Ma i reperti ci danno anche un’idea della cultura da cui derivano: i grandi complessi funerari e le sepolture raffigurano infatti una società organizzata per status e ruoli rituali, simili a quelli trovati in altre città etrusche.
Spina non era infatti un’isola culturale, ma faceva parte di una rete di città-stato che dialogava, competeva e si alleava con altre città etrusche come Veio, Tarquinia, Cerveteri, Perugia. Le ceramiche etrusche di Spina coesistono con merci provenienti dalle altre città etrusche e greche, in quanto dove Spina fungeva da hub portuale per l’entroterra etrusco e per l’area adriatica, avendo rapporti fittissimi (e a volte anche non molto amichevoli) con le altre città
Non solo vasi!
Spina aiuta a comprendere l’eterogeneità interna dell’Etruria: non esisteva un’unica “cultura etrusca” monolitica, ma poleis interconnesse che, pur mantenendo peculiarità locali, condividevano lingue, rituali, sistemi di élite e reti mercantili.

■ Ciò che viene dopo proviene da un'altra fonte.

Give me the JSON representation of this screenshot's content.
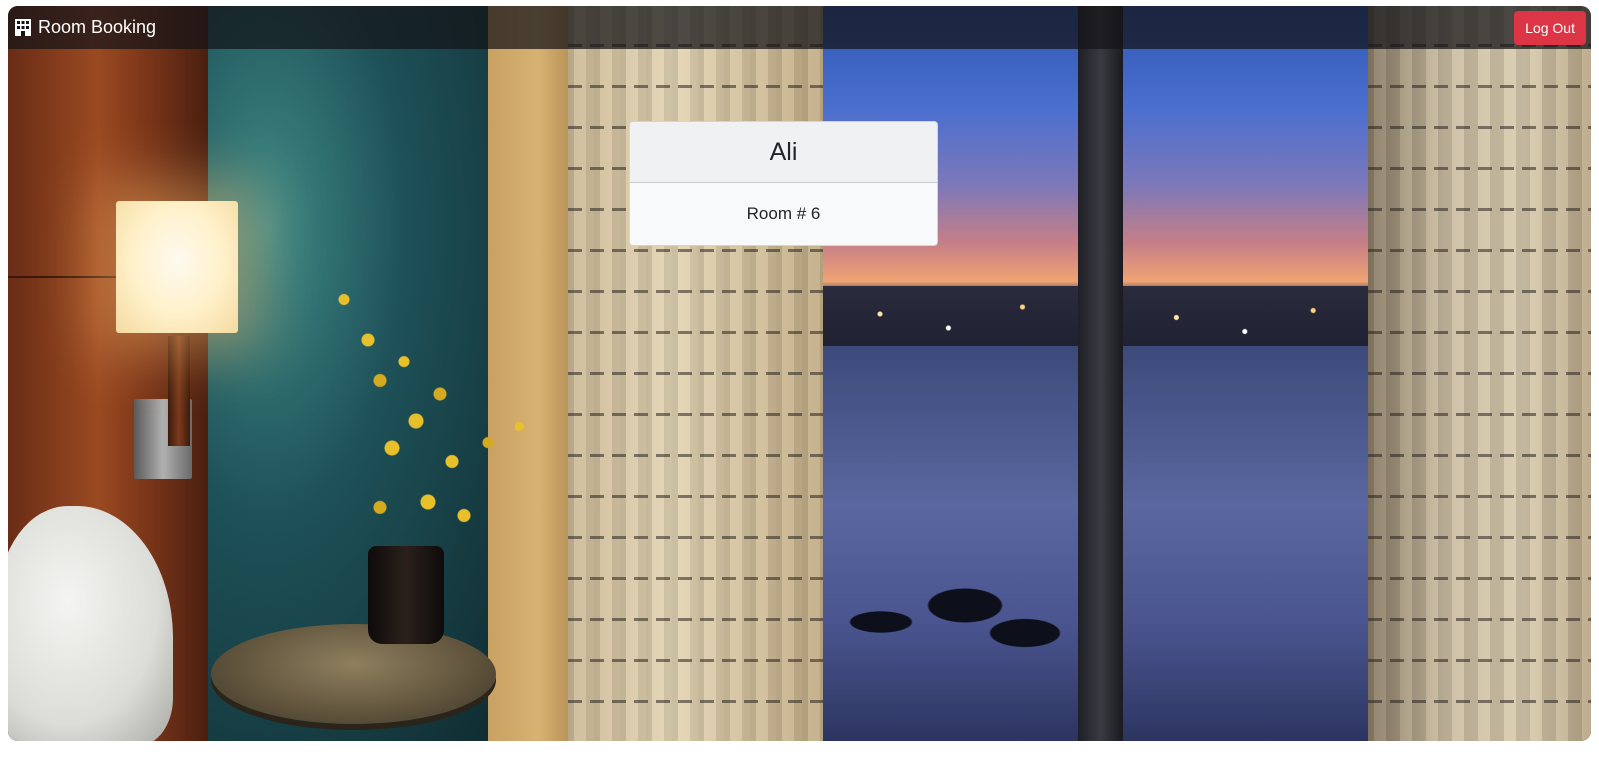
{
  "navbar": {
    "brand_label": "Room Booking",
    "brand_icon": "building-icon",
    "logout_label": "Log Out"
  },
  "card": {
    "guest_name": "Ali",
    "room_label": "Room # 6"
  },
  "colors": {
    "navbar_bg": "#141418",
    "logout_button": "#dc3545",
    "card_bg": "#f8f9fa",
    "card_header_bg": "#f0f1f3"
  }
}
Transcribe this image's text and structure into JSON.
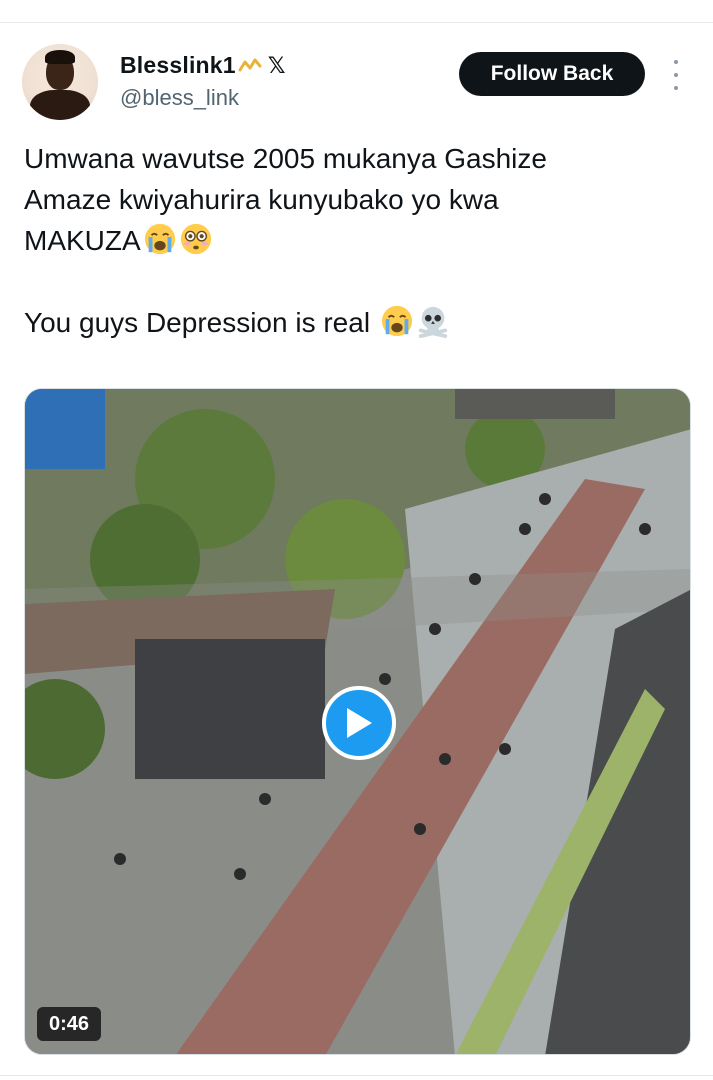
{
  "tweet": {
    "author": {
      "display_name": "Blesslink1",
      "handle": "@bless_link",
      "x_badge": "𝕏"
    },
    "follow_label": "Follow Back",
    "text_lines": [
      "Umwana wavutse 2005 mukanya Gashize",
      "Amaze kwiyahurira kunyubako yo kwa",
      "MAKUZA",
      "You guys Depression is real "
    ],
    "emojis": [
      "loudly-crying-face",
      "flushed-face",
      "loudly-crying-face",
      "skull-and-crossbones"
    ],
    "media": {
      "type": "video",
      "duration": "0:46",
      "play_icon": "play-icon"
    }
  },
  "colors": {
    "primary_text": "#0f1419",
    "secondary_text": "#536471",
    "follow_button_bg": "#0f1419",
    "play_button": "#1d9bf0"
  }
}
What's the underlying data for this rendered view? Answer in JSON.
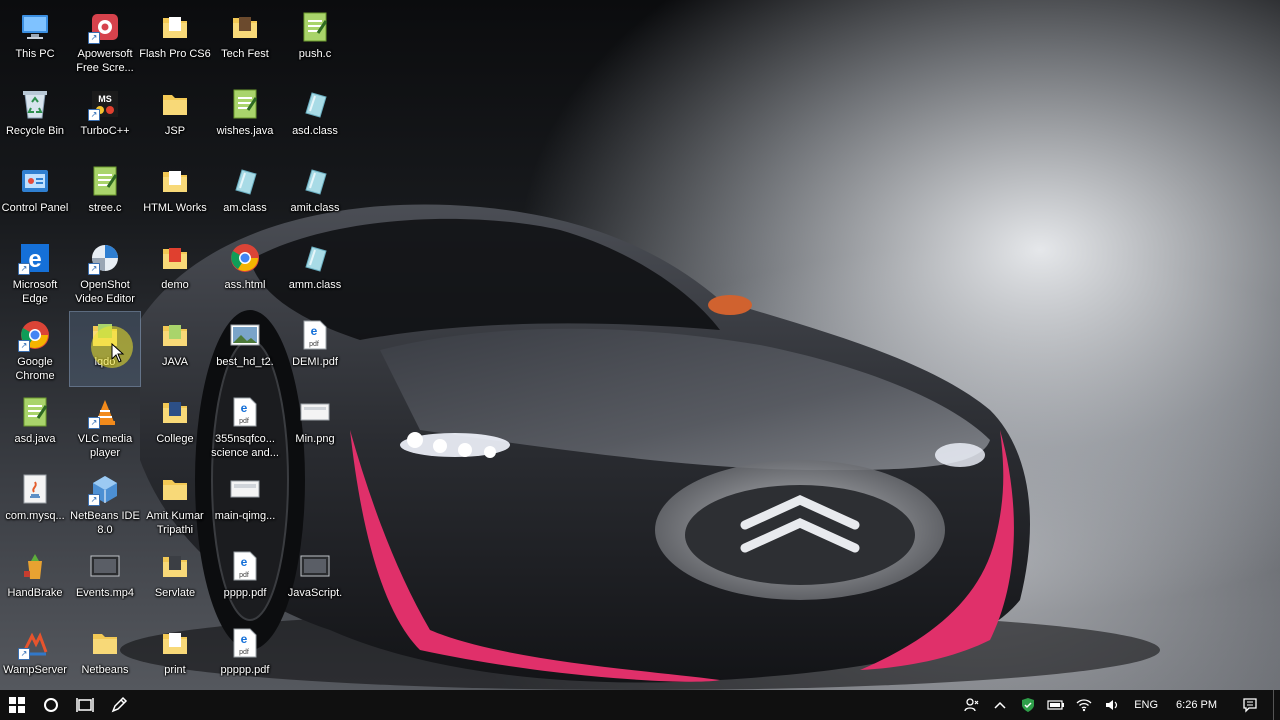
{
  "desktop": {
    "icons": [
      {
        "label": "This PC",
        "icon": "this-pc-icon"
      },
      {
        "label": "Recycle Bin",
        "icon": "recycle-bin-icon"
      },
      {
        "label": "Control Panel",
        "icon": "control-panel-icon"
      },
      {
        "label": "Microsoft Edge",
        "icon": "edge-icon"
      },
      {
        "label": "Google Chrome",
        "icon": "chrome-icon"
      },
      {
        "label": "asd.java",
        "icon": "notepadpp-file-icon"
      },
      {
        "label": "com.mysq...",
        "icon": "java-file-icon"
      },
      {
        "label": "HandBrake",
        "icon": "handbrake-icon"
      },
      {
        "label": "WampServer",
        "icon": "wampserver-icon"
      },
      {
        "label": "Apowersoft Free Scre...",
        "icon": "apowersoft-icon"
      },
      {
        "label": "TurboC++",
        "icon": "turboc-icon"
      },
      {
        "label": "stree.c",
        "icon": "notepadpp-file-icon"
      },
      {
        "label": "OpenShot Video Editor",
        "icon": "openshot-icon"
      },
      {
        "label": "lqdo",
        "icon": "folder-icon"
      },
      {
        "label": "VLC media player",
        "icon": "vlc-icon"
      },
      {
        "label": "NetBeans IDE 8.0",
        "icon": "netbeans-icon"
      },
      {
        "label": "Events.mp4",
        "icon": "video-file-icon"
      },
      {
        "label": "Netbeans",
        "icon": "folder-icon"
      },
      {
        "label": "Flash Pro CS6",
        "icon": "folder-icon"
      },
      {
        "label": "JSP",
        "icon": "folder-icon"
      },
      {
        "label": "HTML Works",
        "icon": "folder-icon"
      },
      {
        "label": "demo",
        "icon": "folder-icon"
      },
      {
        "label": "JAVA",
        "icon": "folder-icon"
      },
      {
        "label": "College",
        "icon": "folder-icon"
      },
      {
        "label": "Amit Kumar Tripathi",
        "icon": "folder-icon"
      },
      {
        "label": "Servlate",
        "icon": "folder-icon"
      },
      {
        "label": "print",
        "icon": "folder-icon"
      },
      {
        "label": "Tech Fest",
        "icon": "folder-icon"
      },
      {
        "label": "wishes.java",
        "icon": "notepadpp-file-icon"
      },
      {
        "label": "am.class",
        "icon": "class-file-icon"
      },
      {
        "label": "ass.html",
        "icon": "chrome-icon"
      },
      {
        "label": "best_hd_t2.",
        "icon": "image-file-icon"
      },
      {
        "label": "355nsqfco... science and...",
        "icon": "pdf-file-icon"
      },
      {
        "label": "main-qimg...",
        "icon": "image-file-icon"
      },
      {
        "label": "pppp.pdf",
        "icon": "pdf-file-icon"
      },
      {
        "label": "ppppp.pdf",
        "icon": "pdf-file-icon"
      },
      {
        "label": "push.c",
        "icon": "notepadpp-file-icon"
      },
      {
        "label": "asd.class",
        "icon": "class-file-icon"
      },
      {
        "label": "amit.class",
        "icon": "class-file-icon"
      },
      {
        "label": "amm.class",
        "icon": "class-file-icon"
      },
      {
        "label": "DEMI.pdf",
        "icon": "pdf-file-icon"
      },
      {
        "label": "Min.png",
        "icon": "image-file-icon"
      },
      {
        "label": "JavaScript.",
        "icon": "video-file-icon"
      }
    ]
  },
  "taskbar": {
    "start_icon": "windows-logo-icon",
    "search_icon": "cortana-icon",
    "task_view_icon": "task-view-icon",
    "pinned_icon": "pen-icon",
    "tray": {
      "language": "ENG",
      "time": "6:26 PM"
    }
  }
}
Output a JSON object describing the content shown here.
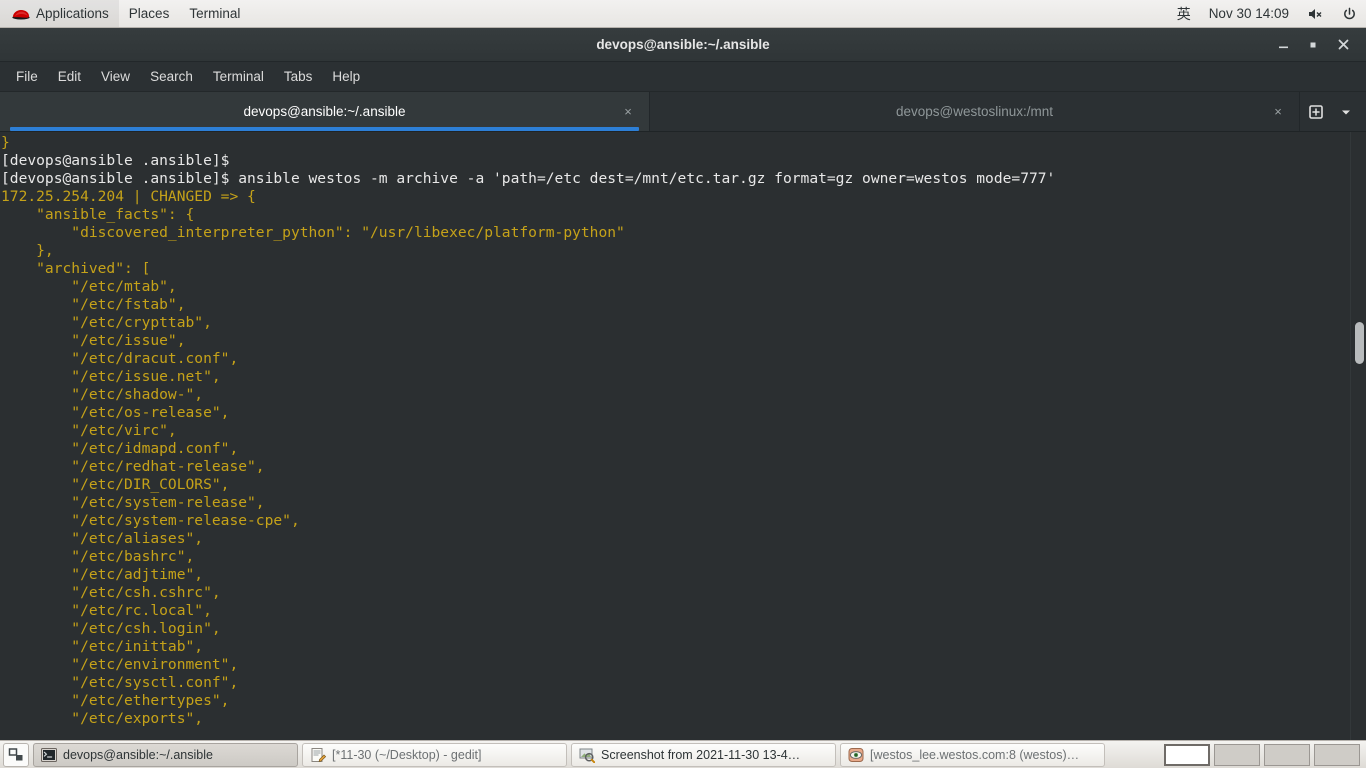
{
  "top_panel": {
    "logo_icon": "redhat-logo-icon",
    "items": [
      {
        "label": "Applications",
        "name": "applications-menu"
      },
      {
        "label": "Places",
        "name": "places-menu"
      },
      {
        "label": "Terminal",
        "name": "terminal-app-menu"
      }
    ],
    "ime_indicator": "英",
    "clock": "Nov 30  14:09",
    "volume_icon": "volume-muted-icon",
    "power_icon": "power-icon"
  },
  "window": {
    "title": "devops@ansible:~/.ansible",
    "controls": {
      "minimize": "minimize-icon",
      "maximize": "maximize-icon",
      "close": "close-icon"
    }
  },
  "menubar": {
    "items": [
      {
        "label": "File"
      },
      {
        "label": "Edit"
      },
      {
        "label": "View"
      },
      {
        "label": "Search"
      },
      {
        "label": "Terminal"
      },
      {
        "label": "Tabs"
      },
      {
        "label": "Help"
      }
    ]
  },
  "tabs": {
    "items": [
      {
        "label": "devops@ansible:~/.ansible",
        "active": true,
        "close": "×"
      },
      {
        "label": "devops@westoslinux:/mnt",
        "active": false,
        "close": "×"
      }
    ],
    "new_tab_icon": "new-tab-icon",
    "menu_icon": "chevron-down-icon"
  },
  "terminal": {
    "accent_blue": "#2d7fd6",
    "background": "#2b2f31",
    "prompt_color": "#e8e8e8",
    "output_color": "#c5a219",
    "lines": [
      {
        "text": "}",
        "color": "yellow"
      },
      {
        "text": "[devops@ansible .ansible]$",
        "color": "white"
      },
      {
        "text": "[devops@ansible .ansible]$ ansible westos -m archive -a 'path=/etc dest=/mnt/etc.tar.gz format=gz owner=westos mode=777'",
        "color": "white"
      },
      {
        "text": "172.25.254.204 | CHANGED => {",
        "color": "yellow"
      },
      {
        "text": "    \"ansible_facts\": {",
        "color": "yellow"
      },
      {
        "text": "        \"discovered_interpreter_python\": \"/usr/libexec/platform-python\"",
        "color": "yellow"
      },
      {
        "text": "    },",
        "color": "yellow"
      },
      {
        "text": "    \"archived\": [",
        "color": "yellow"
      },
      {
        "text": "        \"/etc/mtab\",",
        "color": "yellow"
      },
      {
        "text": "        \"/etc/fstab\",",
        "color": "yellow"
      },
      {
        "text": "        \"/etc/crypttab\",",
        "color": "yellow"
      },
      {
        "text": "        \"/etc/issue\",",
        "color": "yellow"
      },
      {
        "text": "        \"/etc/dracut.conf\",",
        "color": "yellow"
      },
      {
        "text": "        \"/etc/issue.net\",",
        "color": "yellow"
      },
      {
        "text": "        \"/etc/shadow-\",",
        "color": "yellow"
      },
      {
        "text": "        \"/etc/os-release\",",
        "color": "yellow"
      },
      {
        "text": "        \"/etc/virc\",",
        "color": "yellow"
      },
      {
        "text": "        \"/etc/idmapd.conf\",",
        "color": "yellow"
      },
      {
        "text": "        \"/etc/redhat-release\",",
        "color": "yellow"
      },
      {
        "text": "        \"/etc/DIR_COLORS\",",
        "color": "yellow"
      },
      {
        "text": "        \"/etc/system-release\",",
        "color": "yellow"
      },
      {
        "text": "        \"/etc/system-release-cpe\",",
        "color": "yellow"
      },
      {
        "text": "        \"/etc/aliases\",",
        "color": "yellow"
      },
      {
        "text": "        \"/etc/bashrc\",",
        "color": "yellow"
      },
      {
        "text": "        \"/etc/adjtime\",",
        "color": "yellow"
      },
      {
        "text": "        \"/etc/csh.cshrc\",",
        "color": "yellow"
      },
      {
        "text": "        \"/etc/rc.local\",",
        "color": "yellow"
      },
      {
        "text": "        \"/etc/csh.login\",",
        "color": "yellow"
      },
      {
        "text": "        \"/etc/inittab\",",
        "color": "yellow"
      },
      {
        "text": "        \"/etc/environment\",",
        "color": "yellow"
      },
      {
        "text": "        \"/etc/sysctl.conf\",",
        "color": "yellow"
      },
      {
        "text": "        \"/etc/ethertypes\",",
        "color": "yellow"
      },
      {
        "text": "        \"/etc/exports\",",
        "color": "yellow"
      }
    ]
  },
  "taskbar": {
    "show_desktop_icon": "show-desktop-icon",
    "tasks": [
      {
        "label": "devops@ansible:~/.ansible",
        "icon": "terminal-icon",
        "active": true
      },
      {
        "label": "[*11-30 (~/Desktop) - gedit]",
        "icon": "gedit-icon",
        "active": false
      },
      {
        "label": "Screenshot from 2021-11-30 13-4…",
        "icon": "image-viewer-icon",
        "active": false
      },
      {
        "label": "[westos_lee.westos.com:8 (westos)…",
        "icon": "vnc-viewer-icon",
        "active": false
      }
    ],
    "workspaces": [
      {
        "active": true
      },
      {
        "active": false
      },
      {
        "active": false
      },
      {
        "active": false
      }
    ]
  }
}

Oggi Spina resta una tappa fondamentale per chi studia l’Etruria. Le sue ricchezze, i suoi rapporti con altre città etrusche e la sua posizione di importante nodo commerciale descrivono una civiltà capace di dialogare su più livelli: economico, politico, culturale.
Spina dimostra inoltre come le reti mediterranee si costruissero non solo sulla forza militare, ma soprattutto su flussi di capitale, know-how artigianale e pratiche religiose condivise.